No, non passa sotto silenzio l’operazione con cui lo scorso giugno i Monopoli di Stato , su mandato della legge finanziaria, hanno imposto filtri web per impedire agli italiani l’accesso alla bellezza di 364 siti internet .
L’operazione, considerata necessaria per impedire ai gestori di quei siti, bookmaker e società di scommmesse, di incamerare denari senza autorizzazione dai Monopoli, è ora al centro di una procedura di infrazione decisa dalla Commissione Europea contro il nostro paese e, per motivi analoghi, contro Austria e Francia.
Entro i prossimi due mesi il Governo dovrà inviare a Bruxelles nuove e più dettagliate motivazioni per l’attivazione dei filtri: qualora le autorità comunitarie ritengano non sufficienti i motivi di un comportamento di questo tipo, il tutto finirebbe in mano alla Corte di Giustizia Europea.
Come sottolinea Il Velino in ballo c’è un principio fondamentale: nell’Unione è legittimo che un paese impedisca ad un operatore di raccogliere scommesse tra i propri cittadini se con questa operazione intende prevenire il gioco d’azzardo.
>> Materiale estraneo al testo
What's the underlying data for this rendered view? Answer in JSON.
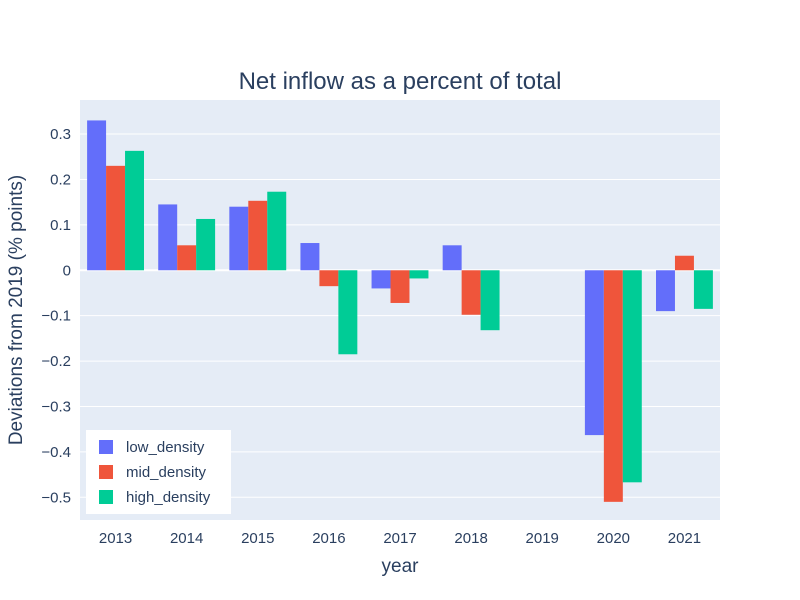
{
  "chart_data": {
    "type": "bar",
    "title": "Net inflow as a percent of total",
    "xlabel": "year",
    "ylabel": "Deviations from 2019 (% points)",
    "categories": [
      "2013",
      "2014",
      "2015",
      "2016",
      "2017",
      "2018",
      "2019",
      "2020",
      "2021"
    ],
    "series": [
      {
        "name": "low_density",
        "color": "#636efa",
        "values": [
          0.33,
          0.145,
          0.14,
          0.06,
          -0.04,
          0.055,
          0,
          -0.363,
          -0.09
        ]
      },
      {
        "name": "mid_density",
        "color": "#ef553b",
        "values": [
          0.23,
          0.055,
          0.153,
          -0.035,
          -0.072,
          -0.098,
          0,
          -0.51,
          0.032
        ]
      },
      {
        "name": "high_density",
        "color": "#00cc96",
        "values": [
          0.263,
          0.113,
          0.173,
          -0.185,
          -0.018,
          -0.132,
          0,
          -0.467,
          -0.085
        ]
      }
    ],
    "ylim": [
      -0.55,
      0.375
    ],
    "yticks": [
      0.3,
      0.2,
      0.1,
      0,
      -0.1,
      -0.2,
      -0.3,
      -0.4,
      -0.5
    ],
    "ytick_labels": [
      "0.3",
      "0.2",
      "0.1",
      "0",
      "−0.1",
      "−0.2",
      "−0.3",
      "−0.4",
      "−0.5"
    ],
    "grid": true,
    "legend_position": "bottom-left",
    "colors": {
      "plot_background": "#e5ecf6",
      "grid": "#ffffff",
      "text": "#2a3f5f"
    }
  }
}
Ma non lo è se quello stesso paese stimola ed incoraggia le scommesse a sua volta. In questo caso è di tutta evidenza, sebbene naturalmente la Commissione non la metta in questi termini, che il tentativo dei Monopoli, avallato e richiesto dalla normativa, è stato quello di blindare le scommesse degli italiani, al fine da poter trattenere grazie al monopolio del settore un quantum su ogni singola attività operativa nel nostro paese.
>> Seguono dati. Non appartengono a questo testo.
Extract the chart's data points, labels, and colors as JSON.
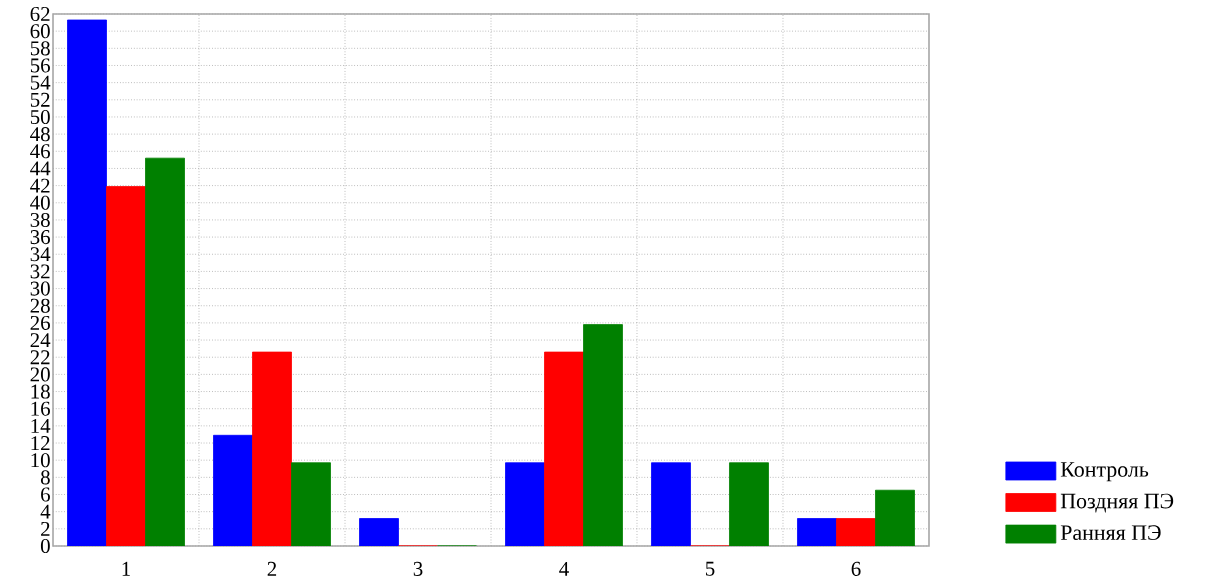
{
  "chart_data": {
    "type": "bar",
    "categories": [
      "1",
      "2",
      "3",
      "4",
      "5",
      "6"
    ],
    "series": [
      {
        "name": "Контроль",
        "color": "#0000ff",
        "values": [
          61.3,
          12.9,
          3.2,
          9.7,
          9.7,
          3.2
        ]
      },
      {
        "name": "Поздняя ПЭ",
        "color": "#ff0000",
        "values": [
          41.9,
          22.6,
          0,
          22.6,
          0,
          3.2
        ]
      },
      {
        "name": "Ранняя ПЭ",
        "color": "#008000",
        "values": [
          45.2,
          9.7,
          0,
          25.8,
          9.7,
          6.5
        ]
      }
    ],
    "ylim": [
      0,
      62
    ],
    "yticks": [
      0,
      2,
      4,
      6,
      8,
      10,
      12,
      14,
      16,
      18,
      20,
      22,
      24,
      26,
      28,
      30,
      32,
      34,
      36,
      38,
      40,
      42,
      44,
      46,
      48,
      50,
      52,
      54,
      56,
      58,
      60,
      62
    ],
    "grid": true,
    "legend": "bottom right"
  }
}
Nella lettera in cui la Commissione comunica l’avvio della procedura di infrazione, peraltro, si parla di una “sproporzione di queste misure rispetto all’espansione del mercato delle scommesse sportive, che appare riservato agli operatori nazionali”. Una questione su cui hanno lungamente, e vanamente, insistito le decine di operatori “tagliati fuori” dal nostro mercato.
Nella stessa missiva, peraltro, l’Esecutivo comunitario fa presente che non intende in alcun modo deligittimare le operazioni tese a “proteggere l’ordine sociale e i consumatori contro puntate eccessive e il rischio di dipendenza”.
Quello che non è invece compreso nella missiva e non sembra in discussione a Bruxelles, o a Roma, è invece il diritto di libera navigazione in Internet che gli esperti della rete, come Società Internet , hanno tentato di far valere proprio in occasione del sequestro del traffico web.